En soupirant, Laurent l'observe, Yann sent son regard par-dessus dans son épaule, alors qu'il finit de remplir son carton de CD.

- Je vais te manquer ? se surprend Yann à l'interroger.

Le basque se contente d'hausser les épaules en détournant le regard. Quelques minutes plus tard pourtant, la discussion reprend.

- Je sais qu't'es PD hein ! lance le gars d'une voix tonitruante.

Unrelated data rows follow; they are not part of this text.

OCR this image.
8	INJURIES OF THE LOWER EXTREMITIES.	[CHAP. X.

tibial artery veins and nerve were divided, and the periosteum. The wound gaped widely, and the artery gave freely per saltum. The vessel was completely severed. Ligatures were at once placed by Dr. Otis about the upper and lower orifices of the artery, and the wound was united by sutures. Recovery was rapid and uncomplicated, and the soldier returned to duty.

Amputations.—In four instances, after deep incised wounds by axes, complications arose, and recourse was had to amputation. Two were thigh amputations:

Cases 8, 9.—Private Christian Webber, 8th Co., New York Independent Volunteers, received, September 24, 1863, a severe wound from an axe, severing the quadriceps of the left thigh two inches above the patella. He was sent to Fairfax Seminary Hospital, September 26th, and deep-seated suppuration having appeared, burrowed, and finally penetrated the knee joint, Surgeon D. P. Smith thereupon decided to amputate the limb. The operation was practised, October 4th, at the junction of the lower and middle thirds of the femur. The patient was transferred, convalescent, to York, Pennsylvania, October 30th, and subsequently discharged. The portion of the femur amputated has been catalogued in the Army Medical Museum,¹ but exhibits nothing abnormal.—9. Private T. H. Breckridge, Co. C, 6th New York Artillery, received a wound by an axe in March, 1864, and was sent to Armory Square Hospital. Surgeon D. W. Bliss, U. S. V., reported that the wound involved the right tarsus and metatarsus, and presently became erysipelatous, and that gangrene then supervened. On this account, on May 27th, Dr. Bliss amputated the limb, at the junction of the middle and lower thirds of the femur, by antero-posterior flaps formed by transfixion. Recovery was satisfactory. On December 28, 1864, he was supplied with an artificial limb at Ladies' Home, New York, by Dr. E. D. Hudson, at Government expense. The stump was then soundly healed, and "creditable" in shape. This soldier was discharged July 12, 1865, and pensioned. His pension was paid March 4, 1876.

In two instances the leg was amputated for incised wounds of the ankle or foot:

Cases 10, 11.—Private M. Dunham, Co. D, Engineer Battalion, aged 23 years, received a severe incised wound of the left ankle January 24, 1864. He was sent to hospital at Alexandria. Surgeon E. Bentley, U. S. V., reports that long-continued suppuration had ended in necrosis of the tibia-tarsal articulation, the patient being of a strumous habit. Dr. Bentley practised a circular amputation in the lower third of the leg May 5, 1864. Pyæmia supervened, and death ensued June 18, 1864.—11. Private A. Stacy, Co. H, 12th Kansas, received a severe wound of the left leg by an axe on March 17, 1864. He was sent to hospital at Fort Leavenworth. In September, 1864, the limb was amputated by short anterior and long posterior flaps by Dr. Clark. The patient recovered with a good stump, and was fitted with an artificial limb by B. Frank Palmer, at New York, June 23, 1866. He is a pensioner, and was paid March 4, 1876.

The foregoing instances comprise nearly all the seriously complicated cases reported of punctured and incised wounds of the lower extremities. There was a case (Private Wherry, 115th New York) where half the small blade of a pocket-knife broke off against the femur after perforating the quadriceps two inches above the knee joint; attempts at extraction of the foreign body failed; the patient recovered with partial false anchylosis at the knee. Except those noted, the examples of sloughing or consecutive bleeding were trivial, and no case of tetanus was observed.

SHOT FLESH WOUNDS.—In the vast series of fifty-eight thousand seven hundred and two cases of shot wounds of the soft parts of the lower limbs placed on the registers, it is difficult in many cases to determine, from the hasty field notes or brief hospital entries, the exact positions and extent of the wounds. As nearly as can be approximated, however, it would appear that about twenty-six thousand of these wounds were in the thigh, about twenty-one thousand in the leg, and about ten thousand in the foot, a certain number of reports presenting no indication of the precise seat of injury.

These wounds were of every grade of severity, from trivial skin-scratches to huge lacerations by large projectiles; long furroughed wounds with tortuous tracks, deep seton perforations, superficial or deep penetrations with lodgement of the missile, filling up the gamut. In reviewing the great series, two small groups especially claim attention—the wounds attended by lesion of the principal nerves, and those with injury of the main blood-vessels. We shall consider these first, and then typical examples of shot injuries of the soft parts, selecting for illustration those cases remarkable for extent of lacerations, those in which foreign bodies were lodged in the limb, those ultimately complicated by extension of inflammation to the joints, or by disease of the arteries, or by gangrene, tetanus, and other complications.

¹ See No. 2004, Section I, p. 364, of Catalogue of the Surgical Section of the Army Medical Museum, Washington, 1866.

Yann se retourne pour le voir assis sur son lit à le regarder, il relève un sourcil anxieux.

Le gaillard n'a pas dit ça d'un ton agressif, ni de reproche, juste un peu fort. En réalité c'est plutôt atone, un genre de bête constatation sans émotion.

- Et ? lui demande Yann.

- Bha rien. Je l'sais c'est tout.

- Il cherche à me dire quoi là ? Et bien écoute c'est super, t'as l'œil haha ! balance le réunionnais d'un ton moqueur qui se veux sûr de lui.

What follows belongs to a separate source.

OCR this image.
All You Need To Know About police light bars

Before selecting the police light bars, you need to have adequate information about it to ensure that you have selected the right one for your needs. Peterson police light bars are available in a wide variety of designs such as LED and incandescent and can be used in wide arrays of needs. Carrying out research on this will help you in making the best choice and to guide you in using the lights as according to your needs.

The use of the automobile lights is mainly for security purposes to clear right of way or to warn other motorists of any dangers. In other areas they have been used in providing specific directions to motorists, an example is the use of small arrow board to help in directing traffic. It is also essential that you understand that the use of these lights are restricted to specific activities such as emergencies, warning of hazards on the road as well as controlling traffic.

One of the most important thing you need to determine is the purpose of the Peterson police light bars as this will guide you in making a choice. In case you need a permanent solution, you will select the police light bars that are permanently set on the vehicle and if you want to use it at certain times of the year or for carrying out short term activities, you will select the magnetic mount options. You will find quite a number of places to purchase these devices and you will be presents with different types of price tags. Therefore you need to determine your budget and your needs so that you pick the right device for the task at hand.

L'autre ne déride pas. Il reste là, assis sans bouger. Quelques dix minutes plus tard quand Yann va se laver les mains dans la salle de bain, il le devine pourtant sur ses talons. Lorsqu'il se retourne, la proximité inattendue de l'autre le fait reculer. Il en résulte un choc dans le lavabo.

- Aïlle ! Qu'est-ce que tu cherches ?

- J'ai une copine, j'suis pas comme toi, j'suis pas PD.

Son comportement commence à inquiéter Yann, l'autre n'a jamais eu l'air très net mais il ne lui a jusqu'ici pas paru à ce point menaçant. Il a beau savoir se défendre, ce Laurent est une véritable armoire à glace.

C'est absurde, il se passe quoi ? Au bout de presque deux ans, l'autre se rend compte qu'il a envie de... de quoi ? De lui sauter dessus, de lui foutre une pâtée ou quoi donc ?

- Ecoute chacun trouve midi à sa porte mon chou, qu'est-ce que tu as ?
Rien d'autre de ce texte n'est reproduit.